Tesla confirmed Cybercab production has officially begun at Giga Texas during its Q1 2026 earnings call this week, with CEO Elon Musk posting a video of the two-seat autonomous vehicles rolling down the assembly line. There's just one problem: the car designed to have no driver still can't drive itself without one.
Musk acknowledged unsupervised Full Self-Driving won't reach customer vehicles until "probably Q4" of this year, a timeline that follows years of missed promises dating back to 2016. Tesla's current supervised robotaxi fleet crashes at roughly four times the rate of human drivers, with one incident per 57,000 miles versus the human benchmark of one per 229,000 miles, per Electrek. The production milestone is real. The first steering-wheel-less Cybercab unit rolled off the line in February, and continuous production began this month. But Tesla framed expectations carefully on the call.
"You should expect that initial production of Cybercab and Semi will be very slow, but then ramping up and going kind of exponential towards the end of the year," Musk said, describing a "stretched out S-curve" for a vehicle with an entirely new supply chain.
Tesla pulled off a regulatory sleight of hand that makes this ramp possible at scale. VP of Vehicle Engineering Lars Moravy confirmed the Cybercab will not be subject to NHTSA's 2,500-vehicle annual exemption cap for autonomous vehicles.

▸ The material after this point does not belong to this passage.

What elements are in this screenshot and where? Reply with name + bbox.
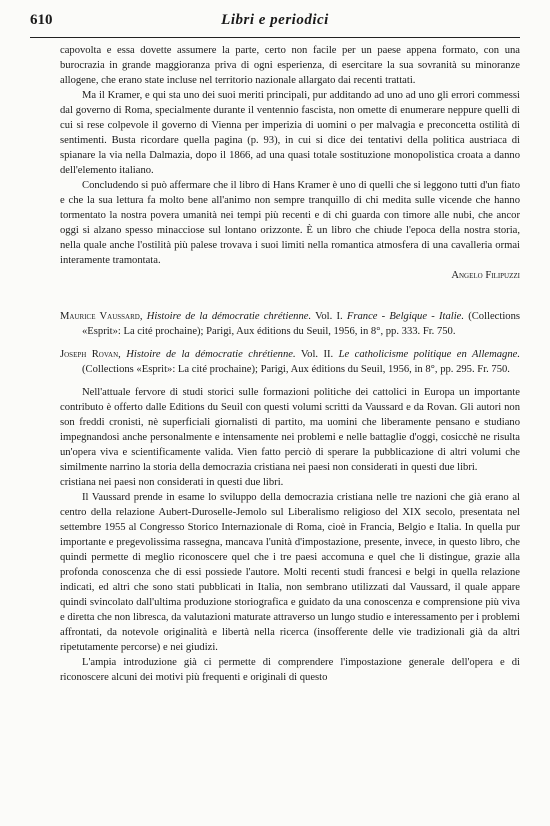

Instead of seeking waivers like Waymo and Cruise do for non-standard configurations, Tesla designed the Cybercab to comply with all existing Federal Motor Vehicle Safety Standards through self-certification, the same process used by every Toyota Camry and Ford F-150 on US roads. Drone footage has already spotted federal compliance stickers on units at Giga Texas. That means Congress' debate over the SELF DRIVE Act (which would raise the exemption cap from 2,500 to 90,000 units) is effectively irrelevant to Tesla's plans.
Musk positioned the Cybercab as Tesla's long-term volume play, noting that "90% of miles driven are with one or two people" and arguing most future production should be Cybercabs. At full capacity across multiple factories, Tesla once targeted an ambitious 2 million units annually, roughly 38,000 vehicles per week. But a significant leadership exodus raises questions about execution. Three senior leaders have departed since February: vehicle program manager Victor Nechita left days after the first unit rolled off the line; OTA and ride-hailing infrastructure director Thomas Dmytryk departed after 11 years; and assembly leader Mark Lupkey followed in March.
Tesla now has no original program managers remaining for any of its production vehicles, Electrek reported.
Meanwhile, Tesla's current Robotaxi service using Model Y vehicles operates in Austin, Dallas, and Houston. Austin began removing safety monitors from some rides in January 2026, while Dallas and Houston launched without in-car monitors from day one.
Paid Robotaxi miles nearly doubled sequentially in Q1. Those existing Robotaxis will eventually be replaced by Cybercabs as production scales, but only after Tesla solves autonomy software that has eluded it for nearly a decade. For now, every Cybercab rolling off the line at Giga Texas is waiting on software Musk has been promising since 2016.